Igreja e Sociedade



ID: 2797

Um único mundo. Mas qual mundo?

01/12/1997

Um único mundo. Mas qual mundo?

Luís Stephanou

¨A necessidade de um mercado em constante expansão para os seus produtos persegue a burguesia por todo o globo terrestre. Tem de fixar-se em toda a parte, estabelecer-se em toda a parte, criar ligações em toda a parte¨
Karl Marx, 1848

Uma das palavras do momento atende pelo nome de globalização (alguns preferem utilizar o termo mundialização). Nos jornais e revistas, se olharmos com atenção, perceberemos a presença constante desta palavra associada a artigos ou reportagens sob os mais variados temas.

Repetimos e sugerimos explicações baseadas neste termo, como se fosse um fenômeno recente ou algo que efetivamente pudesse explicar a complexidade do mundo em que vivemos.
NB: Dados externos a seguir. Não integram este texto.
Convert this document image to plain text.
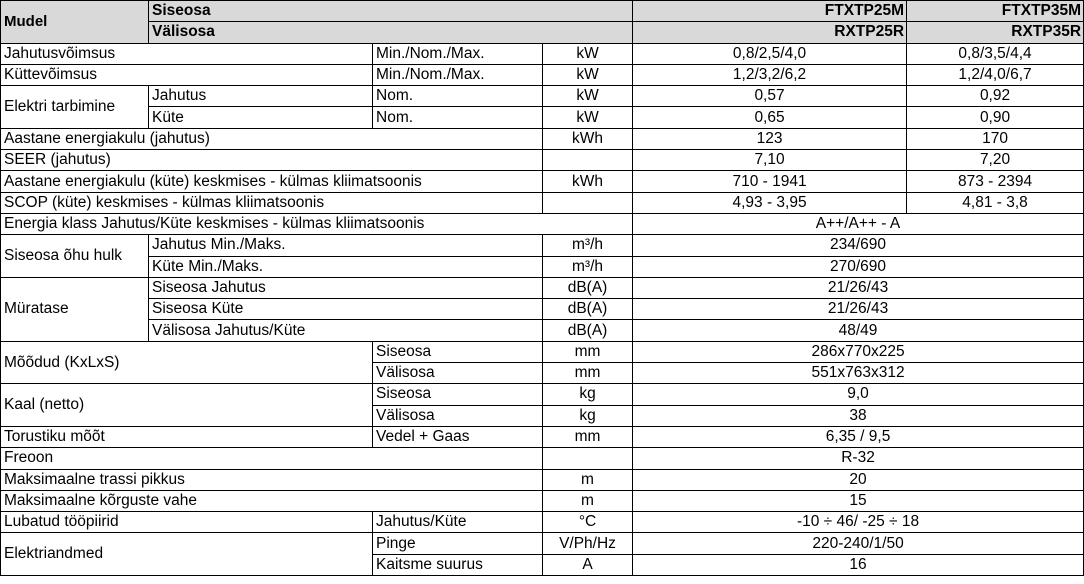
Mudel	Siseosa			FTXTP25M	FTXTP35M
	Välisosa			RXTP25R	RXTP35R
Jahutusvõimsus		Min./Nom./Max.	kW	0,8/2,5/4,0	0,8/3,5/4,4
Küttevõimsus		Min./Nom./Max.	kW	1,2/3,2/6,2	1,2/4,0/6,7
Elektri tarbimine	Jahutus	Nom.	kW	0,57	0,92
	Küte	Nom.	kW	0,65	0,90
Aastane energiakulu (jahutus)			kWh	123	170
SEER (jahutus)				7,10	7,20
Aastane energiakulu (küte) keskmises - külmas kliimatsoonis			kWh	710 - 1941	873 - 2394
SCOP (küte) keskmises - külmas kliimatsoonis				4,93 - 3,95	4,81 - 3,8
Energia klass Jahutus/Küte keskmises - külmas kliimatsoonis				A++/A++ - A	
Siseosa õhu hulk	Jahutus Min./Maks.		m³/h	234/690	
	Küte Min./Maks.		m³/h	270/690	
Müratase	Siseosa Jahutus		dB(A)	21/26/43	
	Siseosa Küte		dB(A)	21/26/43	
	Välisosa Jahutus/Küte		dB(A)	48/49	
Mõõdud (KxLxS)		Siseosa	mm	286x770x225	
		Välisosa	mm	551x763x312	
Kaal (netto)		Siseosa	kg	9,0	
		Välisosa	kg	38	
Torustiku mõõt		Vedel + Gaas	mm	6,35 / 9,5	
Freoon				R-32	
Maksimaalne trassi pikkus			m	20	
Maksimaalne kõrguste vahe			m	15	
Lubatud tööpiirid		Jahutus/Küte	°C	-10 ÷ 46/ -25 ÷ 18	
Elektriandmed		Pinge	V/Ph/Hz	220-240/1/50	
		Kaitsme suurus	A	16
No entanto, globalização é uma referência que está presente há muito tempo na história das relações sociais da humanidade. O que foi, por exemplo, o helenismo? Basicamente um processo de globalização da cultura grega a partir dos parâmetros geopolíticos e culturais da época. Este esforço de articular valores e conceitos desta civilização para outros povos e regiões acabou por constituir o que hoje denominamos ocidente. Isso há mais de 2.300 anos! Uma empresa como a Companhia das índias Orientais, de capital e constituição jurídica inglesa, com sua base produtiva situada no oriente (principalmente índia) e que vendia seus produtos para as colônias inglesas na América é, sem dúvida, uma empresa de alcance global. Foi fundada em 1600! O ciclo da produção de açúcar associado ao colonialismo (séc. XVI até XVIII), que retirava trabalho escravo da África, organizava a produção no Caribe e no Brasil, vendia o resultado e distribuía os lucros na Europa é outro exemplo de produção globalizada anterior ao capitalismo. A caravela não foi inventada ontem. Então, por que recentemente se tem falado tanto sobre globalização, se este fenômeno praticamente acompanha o desenvolvimento da história humana?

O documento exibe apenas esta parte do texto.